Going into this exercise, I knew that Pena had created a lot of offensive value for the Rays over the course of the past three seasons, but I don't think I appreciated exactly how much.  He's been incredible and while we don't have the most illustrious franchise history (it's telling that Bubba Trammell sits in 8th place), he deserves his place at the top of the list.  Also, how many people would have said Fred McGriff was the second most valuable offensive player in Rays' history?  Maybe I jumped on the Rays' bandwagon too late and missed being able to appreciate McGriff, but I though Crawford would be ahead of him by now.  And wait...Jose Canseco was actually good?  Somehow I missed this, but at least one part of the "Hit Show" was a success for a season or two.
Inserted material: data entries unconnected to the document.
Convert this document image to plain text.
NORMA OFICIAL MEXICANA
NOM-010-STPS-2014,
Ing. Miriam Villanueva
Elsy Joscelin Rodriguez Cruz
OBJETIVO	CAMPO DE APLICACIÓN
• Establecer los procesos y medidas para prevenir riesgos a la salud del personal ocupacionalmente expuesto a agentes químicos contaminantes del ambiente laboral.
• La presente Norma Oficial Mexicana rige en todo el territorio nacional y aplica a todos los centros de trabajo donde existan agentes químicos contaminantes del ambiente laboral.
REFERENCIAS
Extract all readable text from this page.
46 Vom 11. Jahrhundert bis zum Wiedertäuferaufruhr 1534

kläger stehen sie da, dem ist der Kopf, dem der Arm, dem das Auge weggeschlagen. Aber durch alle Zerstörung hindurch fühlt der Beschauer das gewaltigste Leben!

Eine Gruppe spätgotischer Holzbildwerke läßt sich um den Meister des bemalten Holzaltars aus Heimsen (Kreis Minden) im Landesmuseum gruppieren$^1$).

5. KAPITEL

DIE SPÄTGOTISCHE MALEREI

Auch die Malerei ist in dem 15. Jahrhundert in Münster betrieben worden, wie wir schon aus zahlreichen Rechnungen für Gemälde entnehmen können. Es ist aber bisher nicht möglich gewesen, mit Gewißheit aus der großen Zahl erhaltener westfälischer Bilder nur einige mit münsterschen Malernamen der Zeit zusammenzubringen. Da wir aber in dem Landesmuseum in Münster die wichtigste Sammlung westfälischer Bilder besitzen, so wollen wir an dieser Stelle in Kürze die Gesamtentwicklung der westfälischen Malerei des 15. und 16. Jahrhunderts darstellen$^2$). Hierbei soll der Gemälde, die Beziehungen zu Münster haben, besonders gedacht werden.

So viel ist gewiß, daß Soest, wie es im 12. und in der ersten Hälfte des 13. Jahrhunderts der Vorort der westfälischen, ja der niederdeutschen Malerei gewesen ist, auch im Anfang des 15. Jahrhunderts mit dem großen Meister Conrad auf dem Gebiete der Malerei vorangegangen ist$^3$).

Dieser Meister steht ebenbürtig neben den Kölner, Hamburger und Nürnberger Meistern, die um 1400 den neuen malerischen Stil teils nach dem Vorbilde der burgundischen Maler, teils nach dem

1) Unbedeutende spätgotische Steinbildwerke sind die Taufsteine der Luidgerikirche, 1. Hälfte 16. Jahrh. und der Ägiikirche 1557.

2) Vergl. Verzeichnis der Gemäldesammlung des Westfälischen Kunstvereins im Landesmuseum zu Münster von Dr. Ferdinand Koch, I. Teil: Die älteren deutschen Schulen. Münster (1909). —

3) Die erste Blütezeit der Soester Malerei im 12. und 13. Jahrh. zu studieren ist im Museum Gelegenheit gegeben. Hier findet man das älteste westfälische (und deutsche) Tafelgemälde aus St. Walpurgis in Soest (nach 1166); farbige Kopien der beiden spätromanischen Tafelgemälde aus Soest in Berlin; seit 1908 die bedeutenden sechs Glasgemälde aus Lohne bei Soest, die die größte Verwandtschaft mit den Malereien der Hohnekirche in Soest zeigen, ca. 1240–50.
Looking at next year, if Crawford is with the Rays for the whole time and Longoria produces like he has the past few years, we could see Crawford move into the #2 spot and Longoria ending up close to McGriff.  Upton, Bartlett, and Zobrist all figure to move up spots as well, thankfully moving names like Bubba Trammell and Julio Lugo back down towards the bottom.  Pena stands to increase his lead, and although Longoria appears poised to pass him eventually, he'll have his work cut out for him.

So congratulations to Carlos Pena, the Rays' all-time leader in wRAA.  This list may not get the most mainstream attention, but considering how sabremetrically-slanted our front office is, it holds more importance than the title of all-time leader in RBIs, for sure.